La IS no tuvo desde sus comienzos una orientación global. Por ello, después de que
Brandt asumiera la presidencia en 1976, trabajó por una apertura de la IS más allá de
Europa. La IS se abría a las fuerzas que estaban tanto a la izquierda como a la derecha de
la socialdemocracia, y también se toleraban los déficits democráticos. Rother describe
cómo esta búsqueda flexible de socios coincidió con el compromiso de Brandt de no
exportar ningún modelo, ni político ni económico. Según Rother, durante el mandato de
Brandt, la IS se guió por la idea de cooperar, dentro de un espectro vagamente definido
de fuerzas reformistas democráticas, con cualquiera que estuviera dispuesto a hacerlo,
siempre que el partido tuviera influencia en su país. La influencia política se valoraba más
que el purismo ideológico.
Esta flexibilidad era un requisito importante para ganar nuevos miembros, que esperaban
un diálogo en condiciones de igualdad con las fuerzas europeas, al que pudieran aportar
sus propias experiencias e ideas. Y debido a la gran cantidad de nuevos adherentes que a
menudo gobernaban sus respectivos países, el peso de la IS en el escenario mundial
crecía. Mientras tanto, el Departamento de Estado estadounidense puso a un experto a
seguir a la IS y también la Unión Soviética se ocupó del novedoso fenómeno.
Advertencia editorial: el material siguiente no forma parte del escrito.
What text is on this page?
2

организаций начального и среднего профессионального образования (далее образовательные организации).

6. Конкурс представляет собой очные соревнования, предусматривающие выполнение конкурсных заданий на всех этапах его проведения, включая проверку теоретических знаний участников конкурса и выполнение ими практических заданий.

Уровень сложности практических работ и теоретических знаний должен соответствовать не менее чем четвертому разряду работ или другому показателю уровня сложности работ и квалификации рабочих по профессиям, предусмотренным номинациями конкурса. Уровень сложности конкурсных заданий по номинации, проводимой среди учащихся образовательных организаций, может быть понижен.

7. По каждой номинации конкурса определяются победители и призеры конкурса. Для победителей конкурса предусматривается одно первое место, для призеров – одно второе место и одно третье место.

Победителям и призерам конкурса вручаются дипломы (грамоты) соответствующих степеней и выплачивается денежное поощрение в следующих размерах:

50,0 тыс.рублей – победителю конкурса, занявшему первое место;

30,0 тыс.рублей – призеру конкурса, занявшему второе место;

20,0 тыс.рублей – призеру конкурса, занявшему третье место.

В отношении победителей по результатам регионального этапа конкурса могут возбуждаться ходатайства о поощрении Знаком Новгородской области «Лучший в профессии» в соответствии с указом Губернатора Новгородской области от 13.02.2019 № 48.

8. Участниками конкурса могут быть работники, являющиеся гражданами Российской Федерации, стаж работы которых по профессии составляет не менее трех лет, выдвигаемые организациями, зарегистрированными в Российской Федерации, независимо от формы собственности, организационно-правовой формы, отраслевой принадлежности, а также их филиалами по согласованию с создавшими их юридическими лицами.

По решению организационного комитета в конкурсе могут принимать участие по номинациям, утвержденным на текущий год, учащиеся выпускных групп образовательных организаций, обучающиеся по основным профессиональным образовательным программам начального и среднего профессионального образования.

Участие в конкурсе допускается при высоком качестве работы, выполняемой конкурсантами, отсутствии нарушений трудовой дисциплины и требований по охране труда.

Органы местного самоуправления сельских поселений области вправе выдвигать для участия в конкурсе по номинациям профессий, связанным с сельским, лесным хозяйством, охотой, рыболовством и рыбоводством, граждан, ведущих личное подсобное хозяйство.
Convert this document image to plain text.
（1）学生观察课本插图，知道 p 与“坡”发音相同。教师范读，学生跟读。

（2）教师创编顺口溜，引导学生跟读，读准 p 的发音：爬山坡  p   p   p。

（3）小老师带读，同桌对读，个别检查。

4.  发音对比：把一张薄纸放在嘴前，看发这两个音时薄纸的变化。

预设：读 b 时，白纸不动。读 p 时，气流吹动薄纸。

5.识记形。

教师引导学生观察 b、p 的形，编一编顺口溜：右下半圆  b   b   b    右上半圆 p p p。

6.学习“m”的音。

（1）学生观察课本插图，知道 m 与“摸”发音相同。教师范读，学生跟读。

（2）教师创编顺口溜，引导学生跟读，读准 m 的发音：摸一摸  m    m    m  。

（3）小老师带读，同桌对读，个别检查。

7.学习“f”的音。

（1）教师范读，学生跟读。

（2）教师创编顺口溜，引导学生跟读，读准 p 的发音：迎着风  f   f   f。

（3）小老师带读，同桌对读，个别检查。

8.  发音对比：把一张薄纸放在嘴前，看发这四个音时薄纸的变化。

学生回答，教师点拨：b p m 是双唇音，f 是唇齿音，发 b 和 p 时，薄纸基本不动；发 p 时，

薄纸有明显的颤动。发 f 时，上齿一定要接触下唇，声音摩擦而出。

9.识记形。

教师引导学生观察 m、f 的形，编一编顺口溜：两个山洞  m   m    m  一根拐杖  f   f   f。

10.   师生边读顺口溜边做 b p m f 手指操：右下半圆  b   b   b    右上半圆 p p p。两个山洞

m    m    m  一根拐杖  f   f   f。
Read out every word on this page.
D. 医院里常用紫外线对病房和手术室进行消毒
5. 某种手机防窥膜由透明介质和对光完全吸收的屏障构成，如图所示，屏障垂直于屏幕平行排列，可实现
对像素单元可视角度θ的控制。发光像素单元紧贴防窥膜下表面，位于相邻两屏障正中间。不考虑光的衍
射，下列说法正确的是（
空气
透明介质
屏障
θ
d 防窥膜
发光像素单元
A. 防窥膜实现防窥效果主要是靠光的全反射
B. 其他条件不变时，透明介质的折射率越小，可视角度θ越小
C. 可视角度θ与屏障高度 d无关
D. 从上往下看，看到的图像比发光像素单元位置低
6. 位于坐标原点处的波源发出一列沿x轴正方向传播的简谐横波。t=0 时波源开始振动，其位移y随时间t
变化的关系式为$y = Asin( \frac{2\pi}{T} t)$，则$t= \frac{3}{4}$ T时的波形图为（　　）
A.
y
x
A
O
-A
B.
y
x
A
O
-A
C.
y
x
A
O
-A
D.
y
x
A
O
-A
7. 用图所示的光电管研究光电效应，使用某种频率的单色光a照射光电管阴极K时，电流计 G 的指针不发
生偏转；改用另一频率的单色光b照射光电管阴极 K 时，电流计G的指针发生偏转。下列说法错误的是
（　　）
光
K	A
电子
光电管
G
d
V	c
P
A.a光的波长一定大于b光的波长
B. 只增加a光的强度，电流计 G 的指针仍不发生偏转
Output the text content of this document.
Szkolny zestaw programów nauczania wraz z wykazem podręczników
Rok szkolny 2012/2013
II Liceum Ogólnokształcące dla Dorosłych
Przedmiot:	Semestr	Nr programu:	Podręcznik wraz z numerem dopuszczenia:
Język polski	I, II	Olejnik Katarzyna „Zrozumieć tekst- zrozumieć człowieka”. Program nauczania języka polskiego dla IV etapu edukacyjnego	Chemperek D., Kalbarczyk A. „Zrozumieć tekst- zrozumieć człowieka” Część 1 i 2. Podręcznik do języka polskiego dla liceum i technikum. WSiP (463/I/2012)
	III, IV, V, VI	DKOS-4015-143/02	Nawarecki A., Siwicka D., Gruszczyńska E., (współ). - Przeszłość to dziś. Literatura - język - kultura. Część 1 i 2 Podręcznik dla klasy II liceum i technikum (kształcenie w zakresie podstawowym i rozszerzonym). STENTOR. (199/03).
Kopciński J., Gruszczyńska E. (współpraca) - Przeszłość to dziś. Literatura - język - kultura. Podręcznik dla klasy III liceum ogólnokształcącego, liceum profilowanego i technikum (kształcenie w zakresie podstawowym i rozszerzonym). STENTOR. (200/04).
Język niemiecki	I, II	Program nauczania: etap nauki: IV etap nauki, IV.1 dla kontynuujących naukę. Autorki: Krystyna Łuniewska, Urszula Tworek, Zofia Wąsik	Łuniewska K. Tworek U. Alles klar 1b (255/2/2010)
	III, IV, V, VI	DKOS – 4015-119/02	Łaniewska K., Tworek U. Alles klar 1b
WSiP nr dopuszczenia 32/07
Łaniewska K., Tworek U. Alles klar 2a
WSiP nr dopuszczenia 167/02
Con el final de la presidencia de Brandt en 1992 también llegaron a su fin los buenos
tiempos de la IS. Esto deja en claro la importancia de las personalidades individuales,
especialmente Willy Brandt, para el éxito de la IS. Según Rother, bajo su presidencia, la IS
no fue tanto una alianza de partidos sino, más bien, una red de personalidades. Ni Pierre
Mauroy ni António Guterres, que lo sucedieron, pudieron reemplazar por completo al
fenómeno excepcional de Brandt. Cuando, en el curso de las revoluciones en Túnez y
Egipto en 2010, se descubrió que quienes habían gobernado autoritariamente hasta
entonces eran parte de la IS, la alianza se rompió.